I wonder if they will be counting all inbound traffic that gets delivered, or just passes their border router.
I.e. if you turn the modem off while someone keeps sending packets to "your" address, will that still have counter spinning or if the modem needs to be on, and if router manufacturers will start offering a power port to bring the cable modem up/down on demand
If you turn your modem off, you no longer have an address. It's assigned to the device behind the modem, not the modem itself.

bugabuga

join:2004-06-10
Austin, TX

That's not necessarily true. Routing doesn't change. IP address linked to modem's MAC address doesn't change. Traffic may still come down to the node etc
Unlike dial-up, cable modems have quite consistent IP addresses



Matt
All noise, no signal.
Premium
join:2003-07-20
Jamestown, NC
kudos:12

said by bugabuga:

That's not necessarily true. Routing doesn't change. IP address linked to modem's MAC address doesn't change. Traffic may still come down to the node etc
Unlike dial-up, cable modems have quite consistent IP addresses
If you power your cable modem off, the CMTS will know there is not a link any longer and release the IP.


en102
Canadian, eh?

join:2001-01-26
Valencia, CA

I would expect it to be tied into the MAC address of your cable modem.



koolkid1563
Premium,MVM
join:2005-11-06
Powell, WY

reply to bugabuga
Here on Bresnan, each subscriber gets 2 IPs so to speak. One is assigned to the modem directly and is inside of Bresnan's internal network with a private IP in the 10.253.x.x range. The other is assigned to the device behind the modem and is a public IP in the 69.144.x.x range.

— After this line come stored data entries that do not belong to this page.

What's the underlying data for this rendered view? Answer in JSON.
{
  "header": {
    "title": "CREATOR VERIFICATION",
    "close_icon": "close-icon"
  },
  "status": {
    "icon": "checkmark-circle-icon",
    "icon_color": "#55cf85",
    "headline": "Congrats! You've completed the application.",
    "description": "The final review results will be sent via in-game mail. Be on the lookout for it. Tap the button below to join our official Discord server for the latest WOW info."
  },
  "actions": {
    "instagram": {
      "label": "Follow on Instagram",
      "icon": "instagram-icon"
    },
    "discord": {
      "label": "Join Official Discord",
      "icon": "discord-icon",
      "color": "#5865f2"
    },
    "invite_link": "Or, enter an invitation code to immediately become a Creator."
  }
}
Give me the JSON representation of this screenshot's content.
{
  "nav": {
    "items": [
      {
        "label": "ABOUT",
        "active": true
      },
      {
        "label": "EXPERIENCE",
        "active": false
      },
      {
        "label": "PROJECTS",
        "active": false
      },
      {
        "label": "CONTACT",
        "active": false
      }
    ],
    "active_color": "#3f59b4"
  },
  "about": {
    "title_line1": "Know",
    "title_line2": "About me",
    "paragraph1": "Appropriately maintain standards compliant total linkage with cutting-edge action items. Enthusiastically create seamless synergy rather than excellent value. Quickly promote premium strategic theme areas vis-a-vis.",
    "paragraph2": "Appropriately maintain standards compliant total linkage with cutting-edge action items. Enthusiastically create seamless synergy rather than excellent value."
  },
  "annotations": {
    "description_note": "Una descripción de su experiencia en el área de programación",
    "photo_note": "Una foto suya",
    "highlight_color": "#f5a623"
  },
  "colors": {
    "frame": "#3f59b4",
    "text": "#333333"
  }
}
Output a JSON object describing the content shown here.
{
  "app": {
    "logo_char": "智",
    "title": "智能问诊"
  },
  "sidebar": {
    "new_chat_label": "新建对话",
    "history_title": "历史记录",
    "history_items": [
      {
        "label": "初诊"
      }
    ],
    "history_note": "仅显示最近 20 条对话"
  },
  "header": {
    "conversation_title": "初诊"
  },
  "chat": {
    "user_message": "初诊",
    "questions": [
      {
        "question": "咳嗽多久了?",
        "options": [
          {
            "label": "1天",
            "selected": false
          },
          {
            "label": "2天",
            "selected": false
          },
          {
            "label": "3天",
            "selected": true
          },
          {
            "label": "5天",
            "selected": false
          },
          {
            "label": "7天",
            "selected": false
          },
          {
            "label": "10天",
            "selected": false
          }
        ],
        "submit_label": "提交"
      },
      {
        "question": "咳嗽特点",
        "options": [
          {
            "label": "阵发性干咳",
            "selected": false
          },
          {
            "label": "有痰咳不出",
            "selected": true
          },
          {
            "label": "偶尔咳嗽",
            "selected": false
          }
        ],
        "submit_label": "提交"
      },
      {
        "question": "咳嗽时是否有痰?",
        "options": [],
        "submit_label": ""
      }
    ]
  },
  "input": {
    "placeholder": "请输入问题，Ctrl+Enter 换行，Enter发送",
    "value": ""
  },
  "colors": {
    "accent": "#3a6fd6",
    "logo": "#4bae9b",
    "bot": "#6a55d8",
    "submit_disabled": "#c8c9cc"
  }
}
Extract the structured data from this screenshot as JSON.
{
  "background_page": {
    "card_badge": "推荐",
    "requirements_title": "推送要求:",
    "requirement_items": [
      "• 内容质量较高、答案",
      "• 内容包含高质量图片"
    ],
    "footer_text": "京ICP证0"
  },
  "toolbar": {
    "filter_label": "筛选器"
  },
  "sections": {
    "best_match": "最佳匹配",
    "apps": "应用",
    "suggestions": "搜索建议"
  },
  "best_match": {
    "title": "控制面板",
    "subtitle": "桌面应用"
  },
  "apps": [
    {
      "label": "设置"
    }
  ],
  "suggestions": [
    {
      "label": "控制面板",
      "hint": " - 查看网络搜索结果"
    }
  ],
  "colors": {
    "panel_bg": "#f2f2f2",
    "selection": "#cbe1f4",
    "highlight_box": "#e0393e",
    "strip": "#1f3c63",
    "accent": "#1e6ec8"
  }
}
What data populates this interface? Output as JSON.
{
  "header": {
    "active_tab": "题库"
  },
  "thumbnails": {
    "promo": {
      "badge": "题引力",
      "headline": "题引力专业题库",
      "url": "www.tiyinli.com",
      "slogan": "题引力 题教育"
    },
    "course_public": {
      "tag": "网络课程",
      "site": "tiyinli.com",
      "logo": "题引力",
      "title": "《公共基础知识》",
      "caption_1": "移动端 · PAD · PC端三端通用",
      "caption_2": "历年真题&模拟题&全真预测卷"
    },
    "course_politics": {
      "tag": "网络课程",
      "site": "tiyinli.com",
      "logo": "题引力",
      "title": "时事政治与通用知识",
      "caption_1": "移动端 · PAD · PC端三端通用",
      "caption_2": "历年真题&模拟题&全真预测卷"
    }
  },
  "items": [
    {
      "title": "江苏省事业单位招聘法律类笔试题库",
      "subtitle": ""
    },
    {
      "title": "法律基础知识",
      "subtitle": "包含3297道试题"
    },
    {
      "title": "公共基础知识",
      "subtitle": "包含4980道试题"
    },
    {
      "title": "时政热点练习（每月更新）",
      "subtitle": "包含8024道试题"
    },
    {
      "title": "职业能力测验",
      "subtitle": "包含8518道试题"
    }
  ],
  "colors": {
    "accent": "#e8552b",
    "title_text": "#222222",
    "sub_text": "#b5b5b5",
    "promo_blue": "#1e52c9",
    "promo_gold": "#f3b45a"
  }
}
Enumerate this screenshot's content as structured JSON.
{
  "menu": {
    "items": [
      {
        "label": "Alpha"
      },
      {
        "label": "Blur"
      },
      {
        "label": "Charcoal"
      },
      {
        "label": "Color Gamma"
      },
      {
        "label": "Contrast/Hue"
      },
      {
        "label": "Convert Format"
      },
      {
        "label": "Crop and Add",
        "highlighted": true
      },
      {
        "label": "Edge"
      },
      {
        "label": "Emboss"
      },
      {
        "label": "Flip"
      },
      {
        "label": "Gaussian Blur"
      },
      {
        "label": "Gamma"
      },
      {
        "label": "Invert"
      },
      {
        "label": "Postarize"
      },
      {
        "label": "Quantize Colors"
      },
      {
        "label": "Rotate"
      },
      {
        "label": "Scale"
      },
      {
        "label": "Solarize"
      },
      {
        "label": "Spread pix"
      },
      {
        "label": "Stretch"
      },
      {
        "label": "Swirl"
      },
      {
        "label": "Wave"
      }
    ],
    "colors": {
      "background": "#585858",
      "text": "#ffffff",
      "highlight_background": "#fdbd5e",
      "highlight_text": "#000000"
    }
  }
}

If they were to monitor only the 69.144.x.x IP, that should eliminate any local chatter from the modem to the CMTS and vice versa.



Matt
All noise, no signal.
Premium
join:2003-07-20
Jamestown, NC
kudos:12

reply to en102

said by en102:

I would expect it to be tied into the MAC address of your cable modem.
It is tied to the MAC address of the device attached to the cable modem.


Matt
All noise, no signal.
Premium
join:2003-07-20
Jamestown, NC
kudos:12

reply to koolkid1563

said by koolkid1563:

If they were to monitor only the 69.144.x.x IP, that should eliminate any local chatter from the modem to the CMTS and vice versa.
That is what I was referring to. If a public IP isn't assigned to SOME device attached to the cable modem, you can't send traffic anyway.


DaMaGeINC
The Lan Man
Premium
join:2002-06-08
Greenville, SC
kudos:2

reply to bugabuga
What about all the broadcast traffic that hits the cable modem? Notice how the recieve light consintly flashes? If you were to count all that traffic, it would add up.



Matt
All noise, no signal.
Premium
join:2003-07-20
Jamestown, NC
kudos:12

said by DaMaGeINC:

What about all the broadcast traffic that hits the cable modem? Notice how the recieve light consintly flashes? If you were to count all that traffic, it would add up.
That is the ARP traffic the other posters are referring to. If they measure your public IP traffic at the egress router, none of that matters.


en102
Canadian, eh?

join:2001-01-26
Valencia, CA

reply to Matt
They could probably use something as simple as SNMP to read the stats going over the Internet side.
MRTG, Cricket, etc. could all do the function fairly easily.
The longest part would be implementing (documenting, NOC, process, etc.)